A lot of multinationals are consolidating their production in cheaper markets.
Rickety
infrastructure, high energy costs and a small base of workers with
technical skills to work in plants have dimmed Kenya’s industrial sector
and cited among factors behind relocation of manufacturers to other
countries.
These bottlenecks are being tackled, said
Mr Mohamed. Tariffs paid to Independent Power Producers (IPPs) will be
reviewed in a fresh effort to lower the cost of electricity.
The
Energy ministry on Tuesday named a task force that will review Power
Purchase Agreements (PPAs) between Kenya and electricity generators to
eliminate contracts burdening consumers.
Kenya has embarked on major infrastructure projects to make up for decades of under-investment which stunted economic growth.
It
has announced plans to build 10,000 kilometres of paved roads and
construction of a new railway that will eventually link Mombasa to
Uganda.
The railway will ferry heavy containers faster and at less than half the current freight costs.
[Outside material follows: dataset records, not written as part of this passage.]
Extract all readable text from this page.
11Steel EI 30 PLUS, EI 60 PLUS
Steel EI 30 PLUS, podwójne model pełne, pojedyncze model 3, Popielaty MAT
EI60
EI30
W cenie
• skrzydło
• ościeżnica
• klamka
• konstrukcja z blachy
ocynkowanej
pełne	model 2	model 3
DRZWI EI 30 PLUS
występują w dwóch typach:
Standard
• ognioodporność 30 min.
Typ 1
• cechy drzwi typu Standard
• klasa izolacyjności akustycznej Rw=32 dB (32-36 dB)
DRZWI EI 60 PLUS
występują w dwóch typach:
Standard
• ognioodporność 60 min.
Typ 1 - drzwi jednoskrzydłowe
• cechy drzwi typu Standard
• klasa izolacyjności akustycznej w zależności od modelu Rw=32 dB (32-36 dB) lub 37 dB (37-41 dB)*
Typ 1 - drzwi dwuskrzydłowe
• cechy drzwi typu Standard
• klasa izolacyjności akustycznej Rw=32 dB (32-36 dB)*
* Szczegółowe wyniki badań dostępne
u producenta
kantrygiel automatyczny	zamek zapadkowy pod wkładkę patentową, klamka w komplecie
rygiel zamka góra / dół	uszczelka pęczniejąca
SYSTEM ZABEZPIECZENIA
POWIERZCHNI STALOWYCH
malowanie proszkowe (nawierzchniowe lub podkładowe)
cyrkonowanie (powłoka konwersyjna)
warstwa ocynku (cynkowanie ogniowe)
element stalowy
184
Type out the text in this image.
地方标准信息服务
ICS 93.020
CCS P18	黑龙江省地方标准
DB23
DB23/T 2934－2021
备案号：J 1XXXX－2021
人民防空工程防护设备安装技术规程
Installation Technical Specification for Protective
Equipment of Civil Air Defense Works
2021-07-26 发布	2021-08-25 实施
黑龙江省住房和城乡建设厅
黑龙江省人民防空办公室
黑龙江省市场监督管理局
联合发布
The railway will ferry heavy containers faster and at less than half the current freight costs.
Mr
Mohamed said the Buy Kenya Build Kenya policy, which seeks to promote
the purchase of locally produced goods by government departments, will
be strictly enforced to create a market for local industries.
He spoke ahead of the Kenya Manufacturing Summit and Expo, which is expected to be opened today by President Uhuru Kenyatta.
KAM
chief executive Phyllis Wakiaga said the expo, bringing together over
120 manufacturers, seeks to showcase locally manufactured goods.